Another question that I mentioned in the beginning was around, whether it makes sense to have the metric at quarterly level or monthly level? Even if we use the user uptime metric, in case there are problem with the system for long duration cycles. Longer the duration, less meaningful the metric becomes. The short outages might be lost in the forest of metrics at the month level. To solve this problem, if we make the user up time windowed, it will give us a better understanding of customer impact.  Windowed uptimes are then analyzed to find out the worst window that exists. The process is repeated with a bigger window sizes. The short windows exposes short outages and large windows expose large outages.

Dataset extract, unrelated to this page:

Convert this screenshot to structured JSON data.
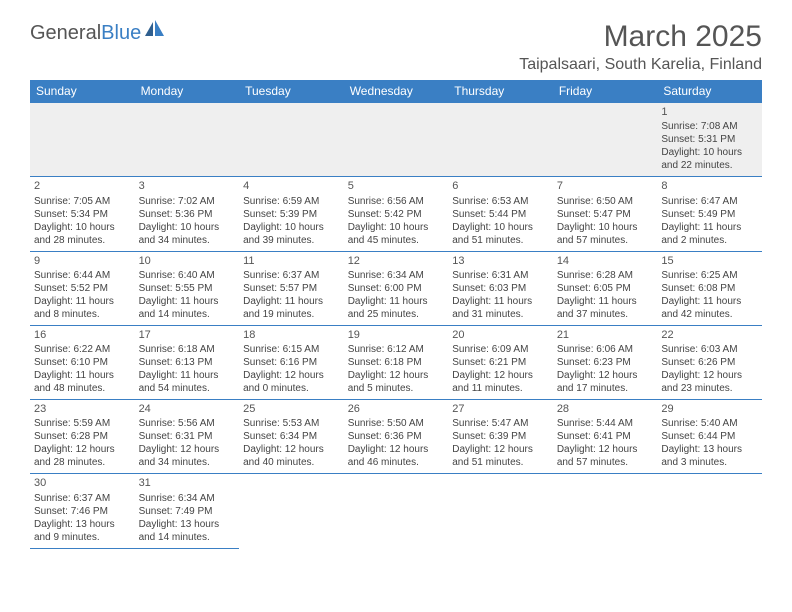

To summarize, a good availability metric should be meaningful, proportional, and actionable. and quite often missed point about metrics. I have been lucky to be working at some of the most advanced and scalable services in my career. I have learnt from stupid mistakes such as cost of data accumulation over time and the impact of emitting metrics on every request and its performance impact. Meaningful metrics are the ones that capture the exact user experience. A proportional metric is one in which change in metric shows the right impact on the user experience. The actionable metric helps the owners of the system to identify the root cause and why the user experience is impacted so that a remedial action can be taken.